Erken seçim oldu bitti bile
AK Parti ile Erdoğan için KKTC’deki sonuçlar “erken seçimi kazanma” niteliğinde çünkü: Türkiye siyasi tarihine bakarsanız, Kıbrıs’ın T.C. Devleti siyasetinin gidişatını belirlemekte kilit rol oynadığını görürsünüz. Diğer bir deyişle, Türkiye’de devletin içindeki siyasi koalisyonları belirlemekte Kıbrıs’ta ne olup bittiğinin belirleyici etkisi olmuştur.
Türkiye’nin erken seçimleri, dün gerçekleşti.
“Nasıl yani, haberimiz yok” diyorsanız, “erken seçimler” etkisinde bir gelişme yaşandı: Üstelik de, Türkiye sınırlarının dışında Kıbrıs’ta.
Kuzey Kıbrıs Türk Cumhuriyeti’nin seçimleri, Türkiye’de ve dünyada pek fazla gündem olan oylamalar değildir: Ancak, bu kez Kuzey Kıbrıs’ta, hem Ada’nın, hem Türkiye’nin, hem de Avrupa Birliği’nin kaderini belirleyecek bir seçim gerçekleşti.

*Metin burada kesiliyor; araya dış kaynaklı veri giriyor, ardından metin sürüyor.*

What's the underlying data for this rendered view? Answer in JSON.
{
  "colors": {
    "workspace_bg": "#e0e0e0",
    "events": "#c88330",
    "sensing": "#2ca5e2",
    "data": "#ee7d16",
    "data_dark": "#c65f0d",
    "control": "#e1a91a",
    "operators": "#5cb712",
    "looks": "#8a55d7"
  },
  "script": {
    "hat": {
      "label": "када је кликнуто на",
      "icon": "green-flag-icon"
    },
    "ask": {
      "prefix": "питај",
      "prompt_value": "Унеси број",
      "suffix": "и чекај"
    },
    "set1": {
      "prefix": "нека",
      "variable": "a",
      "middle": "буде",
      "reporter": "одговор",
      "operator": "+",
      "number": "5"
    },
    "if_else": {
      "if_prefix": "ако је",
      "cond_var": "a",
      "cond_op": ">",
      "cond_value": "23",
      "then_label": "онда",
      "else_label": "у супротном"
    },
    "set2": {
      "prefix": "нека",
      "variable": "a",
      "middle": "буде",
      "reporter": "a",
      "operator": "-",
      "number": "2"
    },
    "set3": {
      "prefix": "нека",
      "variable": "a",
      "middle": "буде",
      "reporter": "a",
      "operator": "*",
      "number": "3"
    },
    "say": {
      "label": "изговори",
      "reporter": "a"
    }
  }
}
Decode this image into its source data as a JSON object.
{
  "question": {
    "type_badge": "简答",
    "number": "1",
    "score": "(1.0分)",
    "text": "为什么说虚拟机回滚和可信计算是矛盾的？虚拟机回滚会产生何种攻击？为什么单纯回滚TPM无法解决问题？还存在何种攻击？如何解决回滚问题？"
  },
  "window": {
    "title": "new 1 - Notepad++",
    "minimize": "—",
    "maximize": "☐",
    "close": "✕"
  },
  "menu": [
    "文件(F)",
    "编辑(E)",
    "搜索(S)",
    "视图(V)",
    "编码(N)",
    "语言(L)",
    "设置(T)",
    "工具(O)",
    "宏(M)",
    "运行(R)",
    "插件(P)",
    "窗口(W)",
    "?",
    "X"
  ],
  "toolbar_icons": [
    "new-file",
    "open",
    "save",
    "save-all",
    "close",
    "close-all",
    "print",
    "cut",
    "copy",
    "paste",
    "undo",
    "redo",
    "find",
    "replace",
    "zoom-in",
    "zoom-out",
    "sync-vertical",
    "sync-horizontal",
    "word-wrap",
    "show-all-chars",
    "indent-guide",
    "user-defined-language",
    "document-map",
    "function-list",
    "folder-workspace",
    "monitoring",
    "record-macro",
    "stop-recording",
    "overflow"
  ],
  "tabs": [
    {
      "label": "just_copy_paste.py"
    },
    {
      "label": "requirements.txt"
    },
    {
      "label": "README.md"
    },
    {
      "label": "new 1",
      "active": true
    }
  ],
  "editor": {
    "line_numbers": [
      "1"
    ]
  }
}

Cumhurbaşkanlığı için Kuzey Kıbrıslıların önüne gelen sandıktan kılpayı farkla Ankara’nın desteklediği aday Ersin Tatar kazandı. Tatar yüzde 51,74 oy alırken, cumhurbaşkanlığı görevini yürüten Mustafa Akıncı, yüzde 48,26 oy topladı.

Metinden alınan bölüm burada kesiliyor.